Mais au point de départ, "léger changement de programme" : tu
m'annonces que tu pars devant et que tu m'appelleras pour commencer
l'ascension et te rejoindre. Trahison totale, qui a bien failli faire que je
ne pourrais aujourd'hui relater ce souvenir toujours aussi vivace.
A ton signal, je démarre la grimpette. Je ne pouvais te voir, car la pente,
au départ de la voie, est en léger surplomb.
Courageusement, je commence l'ascension quand, à 10 mètres du départ
environ, ça "lâche". Réaction de survie, je réussis à me reprendre et à me
plaquer à la paroi; collé à la paroi, je reprenais mon souffle et
j'entends quoi... "Alors, ça vient ?" Et merde, que je pensais...Et de
répondre: "ouai, ouai..." le temps de me raisonner, je poursuis et te rejoins.
Pour la suite, rassuré, l'ascension se termine comme tu l'avais prévue.

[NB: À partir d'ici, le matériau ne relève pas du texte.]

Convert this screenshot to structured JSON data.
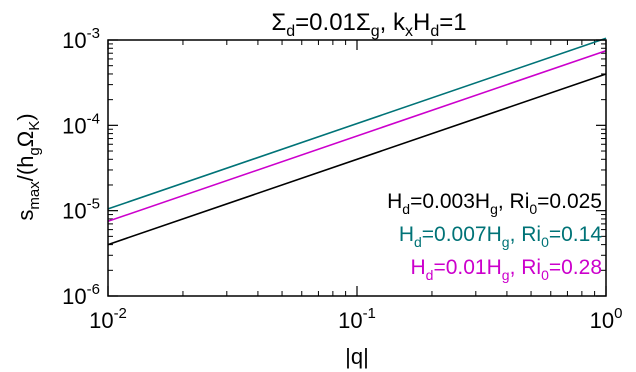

Vite, vite, on rentre et je me dis : "le coup du Pouce (En vau - tu t'étais
trompé de voie) et celui-ci, ça suffit". . . »
Pedro
http://www.pbase.com/jmollivier/image/109943219
Je tiens à souligner que je n’ai forcé personne. Pedro était
assez heureux de me montrer ce qu’il était capable de faire.